Information is power--but only if it is organized in a form that we can easily understand and use. Enter "You Are Here," a new project from MIT Media Lab's Social Computing Group that aims to repackage urban data into 10,000 beautiful, user-friendly city maps to inspire social change. Arguably one of the most ambitious online mapping projects we've ever seen, this massive undertaking will comprise 100 maps for 100 different cities, each a visualization of data points on everything from street greenery to bicycle accidents. The hope, says the group, is that these maps will “empower people to make their city--and therefore the world--a more beautiful place."
The project, which launched at the start of April, brings together a diverse team of computer scientists, mathematicians, artists, designers, and educators. Thus far, they’ve mapped the locations of independent coffee shops in high-density cities, bike crash data, and most recently, street greenery in various high-density cities such as San Francisco and Washington, D.C. The group hopes that these maps will inspire people to better their cities. The bike accident maps, for instance, can help urban planners and city officials determine the next location for separate bike lanes and the greenery maps can inspire local residents to plant more trees in areas where there are none.
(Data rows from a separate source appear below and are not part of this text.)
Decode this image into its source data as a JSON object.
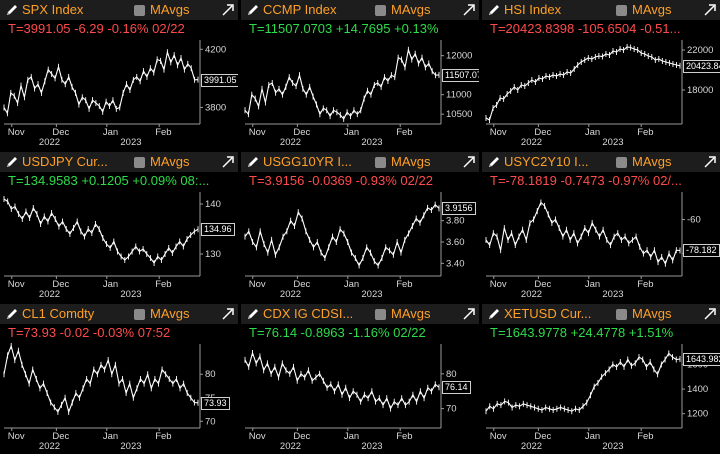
{
  "panels": [
    {
      "ticker": "SPX Index",
      "ma_label": "MAvgs",
      "quote": "T=3991.05 -6.29 -0.16% 02/22",
      "quote_color": "#ff4b4b",
      "last_value": "3991.05",
      "y_ticks": [
        "4200",
        "3800"
      ],
      "x_ticks": [
        "Nov",
        "Dec",
        "Jan",
        "Feb"
      ],
      "years": [
        "2022",
        "2023"
      ],
      "chart_data": {
        "type": "line",
        "ylim": [
          3700,
          4250
        ],
        "values": [
          3800,
          3760,
          3900,
          3880,
          3830,
          3950,
          3870,
          3990,
          4010,
          3930,
          3960,
          3900,
          3980,
          4060,
          4030,
          4000,
          4080,
          3990,
          3960,
          4010,
          3940,
          3900,
          3820,
          3870,
          3850,
          3790,
          3850,
          3830,
          3810,
          3770,
          3840,
          3810,
          3850,
          3790,
          3800,
          3900,
          3960,
          3920,
          3990,
          4010,
          3980,
          4050,
          4010,
          4070,
          4040,
          4130,
          4120,
          4060,
          4180,
          4110,
          4160,
          4090,
          4140,
          4060,
          4100,
          4070,
          3990,
          3991.05
        ]
      }
    },
    {
      "ticker": "CCMP Index",
      "ma_label": "MAvgs",
      "quote": "T=11507.0703 +14.7695 +0.13%",
      "quote_color": "#2ddc4a",
      "last_value": "11507.07",
      "y_ticks": [
        "12000",
        "11000",
        "10500"
      ],
      "x_ticks": [
        "Nov",
        "Dec",
        "Jan",
        "Feb"
      ],
      "years": [
        "2022",
        "2023"
      ],
      "chart_data": {
        "type": "line",
        "ylim": [
          10300,
          12350
        ],
        "values": [
          10600,
          10500,
          11000,
          10900,
          10700,
          11150,
          10800,
          11250,
          11300,
          11050,
          11150,
          11000,
          11200,
          11450,
          11300,
          11220,
          11500,
          11150,
          11000,
          11200,
          10950,
          10750,
          10500,
          10650,
          10600,
          10450,
          10600,
          10550,
          10480,
          10380,
          10550,
          10450,
          10600,
          10500,
          10600,
          10900,
          11100,
          11000,
          11250,
          11300,
          11200,
          11450,
          11350,
          11500,
          11450,
          11950,
          11900,
          11700,
          12150,
          11900,
          12050,
          11800,
          11950,
          11700,
          11800,
          11600,
          11500,
          11507.07
        ]
      }
    },
    {
      "ticker": "HSI Index",
      "ma_label": "MAvgs",
      "quote": "T=20423.8398 -105.6504 -0.51...",
      "quote_color": "#ff4b4b",
      "last_value": "20423.84",
      "y_ticks": [
        "22000",
        "18000"
      ],
      "x_ticks": [
        "Nov",
        "Dec",
        "Jan",
        "Feb"
      ],
      "years": [
        "2022",
        "2023"
      ],
      "chart_data": {
        "type": "line",
        "ylim": [
          14800,
          22800
        ],
        "values": [
          15200,
          15000,
          16200,
          16500,
          17200,
          17100,
          17600,
          17900,
          18300,
          18000,
          18500,
          18400,
          18700,
          19000,
          18800,
          19200,
          19100,
          19400,
          19300,
          19500,
          19400,
          19600,
          19500,
          19800,
          19700,
          20100,
          20500,
          20800,
          21000,
          21200,
          21100,
          21300,
          21400,
          21350,
          21600,
          21500,
          21900,
          21800,
          22100,
          22000,
          22300,
          22250,
          22100,
          22000,
          21700,
          21600,
          21400,
          21300,
          21000,
          21100,
          20900,
          20800,
          20700,
          20600,
          20500,
          20423.84
        ]
      }
    },
    {
      "ticker": "USDJPY Cur...",
      "ma_label": "MAvgs",
      "quote": "T=134.9583 +0.1205 +0.09% 08:...",
      "quote_color": "#2ddc4a",
      "last_value": "134.96",
      "y_ticks": [
        "140",
        "130"
      ],
      "x_ticks": [
        "Nov",
        "Dec",
        "Jan",
        "Feb"
      ],
      "years": [
        "2022",
        "2023"
      ],
      "chart_data": {
        "type": "line",
        "ylim": [
          126,
          142
        ],
        "values": [
          141,
          140.5,
          139,
          139.5,
          138,
          137,
          138.5,
          137.2,
          139.2,
          138,
          136,
          137.5,
          136.5,
          138.2,
          137,
          135.5,
          136.5,
          135,
          134,
          135.2,
          136.5,
          134.5,
          133.5,
          135,
          134.2,
          136,
          135,
          133.2,
          132,
          131.2,
          132.5,
          130.5,
          129.5,
          128.8,
          129.5,
          130.5,
          131.5,
          130.5,
          131,
          130,
          129.2,
          128.2,
          129.5,
          128.8,
          130,
          131.2,
          130.2,
          131.5,
          132.5,
          131.5,
          133,
          133.8,
          134.5,
          134.96
        ]
      }
    },
    {
      "ticker": "USGG10YR I...",
      "ma_label": "MAvgs",
      "quote": "T=3.9156 -0.0369 -0.93% 02/22",
      "quote_color": "#ff4b4b",
      "last_value": "3.9156",
      "y_ticks": [
        "3.80",
        "3.60",
        "3.40"
      ],
      "x_ticks": [
        "Nov",
        "Dec",
        "Jan",
        "Feb"
      ],
      "years": [
        "2022",
        "2023"
      ],
      "chart_data": {
        "type": "line",
        "ylim": [
          3.3,
          4.05
        ],
        "values": [
          3.65,
          3.7,
          3.6,
          3.55,
          3.7,
          3.58,
          3.5,
          3.62,
          3.48,
          3.55,
          3.65,
          3.7,
          3.8,
          3.75,
          3.88,
          3.82,
          3.7,
          3.62,
          3.55,
          3.6,
          3.5,
          3.45,
          3.55,
          3.65,
          3.6,
          3.72,
          3.68,
          3.6,
          3.5,
          3.45,
          3.38,
          3.45,
          3.55,
          3.5,
          3.42,
          3.38,
          3.45,
          3.55,
          3.52,
          3.48,
          3.6,
          3.5,
          3.62,
          3.68,
          3.75,
          3.82,
          3.78,
          3.85,
          3.92,
          3.9,
          3.95,
          3.9156
        ]
      }
    },
    {
      "ticker": "USYC2Y10 I...",
      "ma_label": "MAvgs",
      "quote": "T=-78.1819 -0.7473 -0.97% 02/...",
      "quote_color": "#ff4b4b",
      "last_value": "-78.182",
      "y_ticks": [
        "-60",
        "-80"
      ],
      "x_ticks": [
        "Nov",
        "Dec",
        "Jan",
        "Feb"
      ],
      "years": [
        "2022",
        "2023"
      ],
      "chart_data": {
        "type": "line",
        "ylim": [
          -92,
          -45
        ],
        "values": [
          -72,
          -75,
          -68,
          -70,
          -78,
          -65,
          -72,
          -68,
          -75,
          -70,
          -66,
          -72,
          -62,
          -60,
          -55,
          -50,
          -52,
          -57,
          -62,
          -60,
          -65,
          -70,
          -66,
          -72,
          -68,
          -74,
          -70,
          -65,
          -68,
          -62,
          -66,
          -70,
          -66,
          -72,
          -75,
          -70,
          -68,
          -72,
          -70,
          -74,
          -72,
          -70,
          -76,
          -80,
          -78,
          -82,
          -78,
          -85,
          -82,
          -86,
          -80,
          -84,
          -78,
          -78.182
        ]
      }
    },
    {
      "ticker": "CL1 Comdty",
      "ma_label": "MAvgs",
      "quote": "T=73.93 -0.02 -0.03% 07:52",
      "quote_color": "#ff4b4b",
      "last_value": "73.93",
      "y_ticks": [
        "80",
        "75",
        "70"
      ],
      "x_ticks": [
        "Nov",
        "Dec",
        "Jan",
        "Feb"
      ],
      "years": [
        "2022",
        "2023"
      ],
      "chart_data": {
        "type": "line",
        "ylim": [
          69,
          86
        ],
        "values": [
          80,
          84,
          86,
          83,
          85,
          82,
          80,
          78,
          81,
          79,
          77,
          78,
          76,
          74,
          73,
          72,
          73.5,
          75,
          72,
          74,
          76,
          75,
          77,
          79,
          78,
          81,
          80,
          82,
          81,
          83,
          80,
          82,
          78,
          79,
          76,
          78,
          75,
          77,
          79,
          78,
          80,
          77,
          79,
          78,
          81,
          80,
          79,
          78,
          79,
          77,
          78,
          76,
          75,
          74,
          73.93
        ]
      }
    },
    {
      "ticker": "CDX IG CDSI...",
      "ma_label": "MAvgs",
      "quote": "T=76.14 -0.8963 -1.16% 02/22",
      "quote_color": "#2ddc4a",
      "last_value": "76.14",
      "y_ticks": [
        "80",
        "70"
      ],
      "x_ticks": [
        "Nov",
        "Dec",
        "Jan",
        "Feb"
      ],
      "years": [
        "2022",
        "2023"
      ],
      "chart_data": {
        "type": "line",
        "ylim": [
          65,
          88
        ],
        "values": [
          84,
          82,
          86,
          83,
          85,
          81,
          83,
          80,
          82,
          79,
          83,
          81,
          80,
          82,
          78,
          80,
          79,
          81,
          78,
          79,
          80,
          78,
          76,
          77,
          75,
          77,
          74,
          76,
          73,
          75,
          74,
          72,
          74,
          73,
          75,
          72,
          73,
          71,
          73,
          70,
          72,
          71,
          73,
          71,
          72,
          74,
          72,
          75,
          73,
          76,
          75,
          77,
          76.14
        ]
      }
    },
    {
      "ticker": "XETUSD Cur...",
      "ma_label": "MAvgs",
      "quote": "T=1643.9778 +24.4778 +1.51%",
      "quote_color": "#2ddc4a",
      "last_value": "1643.982",
      "y_ticks": [
        "1600",
        "1400",
        "1200"
      ],
      "x_ticks": [
        "Nov",
        "Dec",
        "Jan",
        "Feb"
      ],
      "years": [
        "2022",
        "2023"
      ],
      "chart_data": {
        "type": "line",
        "ylim": [
          1100,
          1750
        ],
        "values": [
          1220,
          1260,
          1240,
          1280,
          1270,
          1300,
          1290,
          1250,
          1270,
          1260,
          1280,
          1270,
          1260,
          1250,
          1240,
          1230,
          1250,
          1240,
          1230,
          1240,
          1250,
          1240,
          1230,
          1220,
          1240,
          1230,
          1260,
          1290,
          1350,
          1420,
          1450,
          1500,
          1530,
          1560,
          1600,
          1580,
          1620,
          1580,
          1640,
          1590,
          1610,
          1660,
          1640,
          1580,
          1620,
          1560,
          1520,
          1600,
          1640,
          1690,
          1660,
          1640,
          1643.98
        ]
      }
    }
  ]
}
The maps are also more than just an exercise in compiling data–they are art. For instance, the maps of independent coffee shop and their walkingshed communities are rendered as beautiful splashes of watercolor. Data is aggregated from multiple references from Google Street View to police reports and the sources are listed in the About section of each map. At its current production pace of at least one map a day, the project will finish in 27 years at the latest.